いつも言ってるが、彼女は腰が低すぎる節がある。
もっと自分の我を通していいのに。
「別にお前が謝る事じゃないだろ」
「しかし……」
「ま、今日は講習会のついでに来たようなもんだ。売れなくても問題ないし、もう帰るか」
「総司さまが、そう仰るなら……」
「帰りに甘い物でも食べて帰ろう」
そう言って品物を片付け始めた、その時。
筋骨隆々の屈強な男が目前にやって来た。
俺と同じ目線だから身長は百八十センチメートルくらい。
如何にも冒険者って感じの男だ。
男は無言で幾つかの武器を見定める。
そして一本の槍を手に取った。
余談だが、武器の取り扱いには冒険者協会が正式に許可を取っているので、このバザーにおいては武器の携帯及び販売が認められている。
「これが欲しい、いくらだ?」
「それなら十万だな」
「……分かった、払おう」
懐からおもむろに札束を出す男。
そこから一万円札を十枚抜き、琴音に差し出す。
相当稼いでいるな。
彼はその後そそくさと行ってしまう。
「なんか、やたら急いでたな」
「他に、用事があるのでは?」
普通なら琴音の言う通りだ。
けれど、俺は妙な違和感を拭えずにいる。
きちんと売れたし、気にするような事では無い。
……だが、俺の嫌な予想は的中してしまった。
「おい、あんたら。
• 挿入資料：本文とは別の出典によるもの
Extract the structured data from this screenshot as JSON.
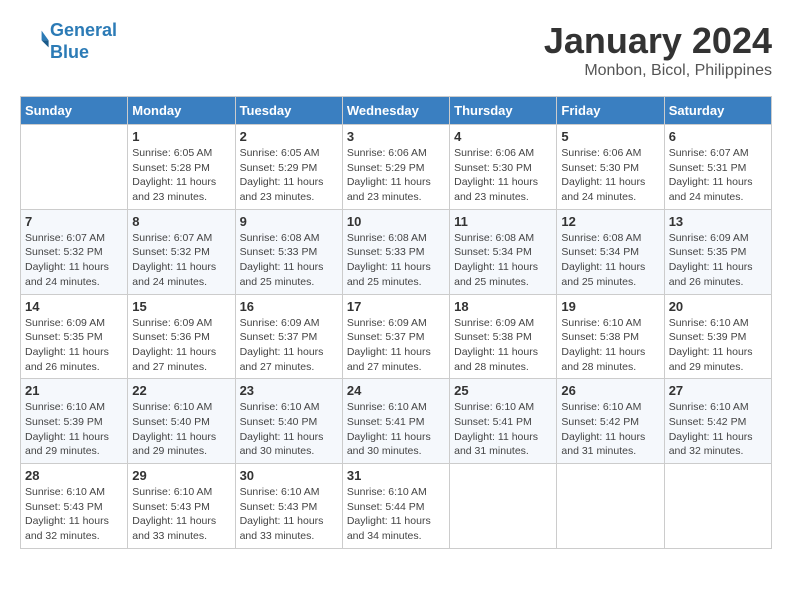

ちょっといいか?」
「何だ……て、さっきの客か?」
全て片付け終え、帰ろうとした時。
先程の男が苛立ちながらやって来る。
直ぐ近くには仲間も待機していた。
全員槍や剣で武装している。
穏やかな雰囲気では無さそうだ。
「よくも騙しやがったな、金を返せ!」
「はあ?」
「惚けるな、見ろよこの槍の先」
それはさっき俺達が売った槍だった。
一度も使ってないので新品の筈。
なのに刃先がボロボロになっていた。
「魔法かなんかで騙しやがったな、詐欺師が!」
「言いがかりはやめてくれ、自分でやったんだろ」
「そんな証拠何処にある」
「逆に聞くが、俺達が詐欺を行った証拠はあるのか?」
「うるせえ、黙って金を返せ!」
それが合図なのか、男の仲間達が俺達を囲む。
全員ニヤニヤと笑っていた。
どうやら俺達は、面倒な奴らに絡まれたらしい。
全く、詐欺師はどっちだよ……勘弁してくれ。